Holiday shopping season begins in Texoma
For the many businesses across the country, the day after Thanksgiving — commonly called Black Friday — has become the unofficial start of the holiday shopping season, with high profits for retailers and sales along with deals for consumers. Historically, the name came from the fact that the high sales traffic would cause many retailers to reach profitability, or move into the black, for the year.
More recently, the shopping weekend has been expanded to encompass other days including Small Business Saturday and Cyber Monday.
"Traffic started early. We had a good group come through at 5 a.m. and it has been steady since," Sherman Academy Sports & Outdoors Store Director Chris Mitchell said. "The customers have been coming in happy and upbeat, so it has been a good day."
The National Retail Federation estimates that that more than 158.3 million people are expected to shop over the Thanksgiving weekend, with 108 million on Black Friday and 30.6 million on the Thanksgiving holiday.
For retailers, the November and December could see anywhere from $843.4 billion to $859 billion in sales with the average shopper spending $997.73, the NRF said.
However, many stores in Texoma, including Academy, were closed for the Thanksgiving, similar to 2020 during the height of the COVID-19 pandemic.
Instead, many stores opened before dawn Friday around 5 a.m. to a small crowd of dedicated bargain seekers. Other storefronts decided to sleep in following the holiday festivities and opened their doors around 7 a.m. to larger crowds.
The smaller early crowds may be due to a trend of shoppers doing their purchases and retailers starting sales earlier in the month.
“Shopping early is a trend we’ve seen for years and it began long before the pandemic,” Phil Rist, executive vice president of strategy for Prosper Insights and Analytics said.
Prosper Insights is a partner of the NRF.
“While some consumers like the thrill of last-minute shopping and others just procrastinate, many prefer the comfort of having the shopping done early so they can relax and enjoy the season," he continued.
Mitchell said Academy also started its sales early when it released some Black Friday deals last Sunday. However, some deals were saved exclusively for the shopping holiday itself.
Despite this trend, Mitchell said his store saw strong foot traffic Friday, with dozens of shoppers seeking deals on basketball goals, firepits and other sale items.
For smaller retailers, Saturday is bigger than Friday
While many shoppers will crowd larger retailers on Friday, smaller, local businesses are hoping to get their share of the holiday traffic on Saturday during the 12th annual Small Business Saturday. The shopping holiday dedicated to smaller retailers was first launched in 2010 with the backing of American Express.
In Denison, downtown businesses are holding the eighth annual donut hole stroll on Saturday, with each business offering a tasting of donut holes to visitors to their storefronts. For Pop Around the Corner, this will be the sixth year that the popcorn shop has participated in the Small Business Saturday festivities.
"When we first opened up I didn't think it would be that big, but the community has really come together to support us," Owner Derek Roberts said.
For this year's festivities, Roberts is offering shoppers the opportunities to send gift boxes from Santa to their friends and family. The good boys and girls will be treated to some of Santa's favorite popcorn, while the naughty will receive a letter from Santa alongside some chocolate coal.
While the event doesn't always lead to a sale, Roberts said it gets people through the door of the shop and gives it greater exposure to the community and possible future sales.
"Saturday will almost be like fall fest is for us. I wouldn't be surprised if sales are three to four times a normal Saturday," he said.
Throughout the pandemic Roberts said the shop continued to see strong sales thanks to a robust ecommerce model. However, now shoppers are beginning to return to in-person sales, he said.
"We are getting a lot more local traffic looking on our website, seeing what they like and then coming in to pick up the product," he said.
However, the impacts of COVID-19 are still affecting the business, he said. In order to prepare for the shopping holiday, Roberts said he started stockpiling supplies and product in August due to supply shortages.

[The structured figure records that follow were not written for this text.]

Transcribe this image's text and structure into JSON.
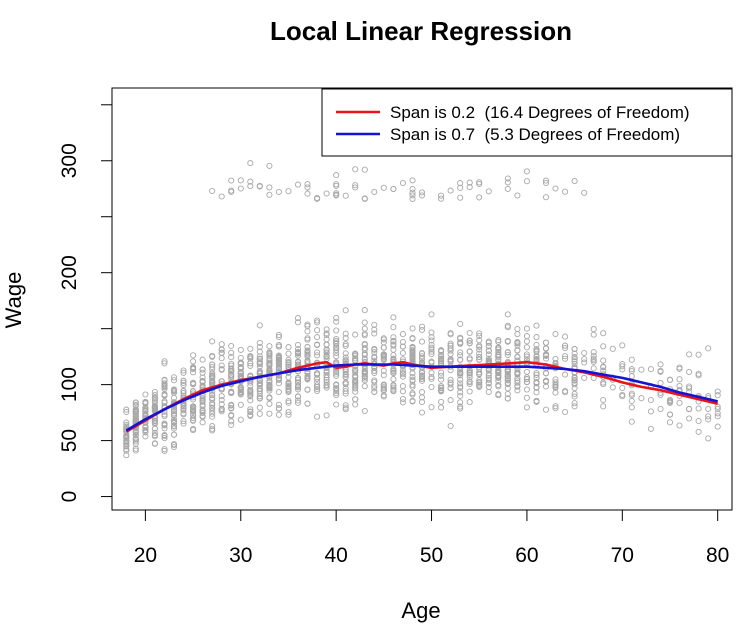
{
  "chart_data": {
    "type": "scatter",
    "title": "Local Linear Regression",
    "xlabel": "Age",
    "ylabel": "Wage",
    "xlim": [
      16.5,
      81.5
    ],
    "ylim": [
      -12,
      365
    ],
    "x_ticks": [
      20,
      30,
      40,
      50,
      60,
      70,
      80
    ],
    "y_ticks": [
      0,
      50,
      100,
      200,
      300
    ],
    "y_minor_ticks": [
      150,
      250,
      350
    ],
    "grid": false,
    "legend_position": "top-right",
    "point_color": "#a8a8a8",
    "scatter_description": "approximately 3000 observations of wage vs age (ages 18-80), bulk between 50 and 200, with a separate high-earner cluster near 250-310",
    "series": [
      {
        "name": "Span is 0.2  (16.4 Degrees of Freedom)",
        "color": "#e8141c",
        "x": [
          18,
          20,
          22,
          24,
          26,
          28,
          30,
          32,
          34,
          36,
          37,
          38,
          39,
          40,
          41,
          42,
          43,
          44,
          45,
          46,
          47,
          48,
          50,
          52,
          54,
          56,
          58,
          60,
          62,
          64,
          66,
          68,
          70,
          72,
          74,
          76,
          78,
          80
        ],
        "y": [
          58,
          68,
          78,
          87,
          95,
          100,
          104,
          107,
          110,
          115,
          117,
          119,
          120,
          115,
          116,
          118,
          119,
          118,
          117,
          119,
          120,
          118,
          115,
          116,
          117,
          118,
          119,
          120,
          118,
          114,
          111,
          107,
          102,
          98,
          95,
          91,
          87,
          83
        ]
      },
      {
        "name": "Span is 0.7  (5.3 Degrees of Freedom)",
        "color": "#1414d2",
        "x": [
          18,
          20,
          22,
          24,
          26,
          28,
          30,
          32,
          34,
          36,
          38,
          40,
          42,
          44,
          46,
          48,
          50,
          52,
          54,
          56,
          58,
          60,
          62,
          64,
          66,
          68,
          70,
          72,
          74,
          76,
          78,
          80
        ],
        "y": [
          59,
          69,
          78,
          86,
          93,
          99,
          103,
          107,
          110,
          113,
          115,
          117,
          118,
          118,
          118,
          117,
          116,
          116,
          116,
          116,
          116,
          116,
          115,
          114,
          112,
          109,
          106,
          102,
          98,
          93,
          89,
          85
        ]
      }
    ]
  }
}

Meanwhile, Sherman is preparing for the second year of its Small Business Saturday festivities. Sarah Richardson, who owns Look A Likes helped organize downtown Sherman's event in 2020 following lackluster sales in 2019, the first year the boutique participated in Small Business Saturday.
Thankfully, many businesses did fare well in 2020, with Richardson describing that Saturday as the third biggest sales day of the year.
This year, organizers have expanded the shopping event with 21 businesses offering later hours, live music, food and other promotions.
"I know everyone is still taking the necessary precautions, but I think people just want to have a littler fun and give back to the business community," she said.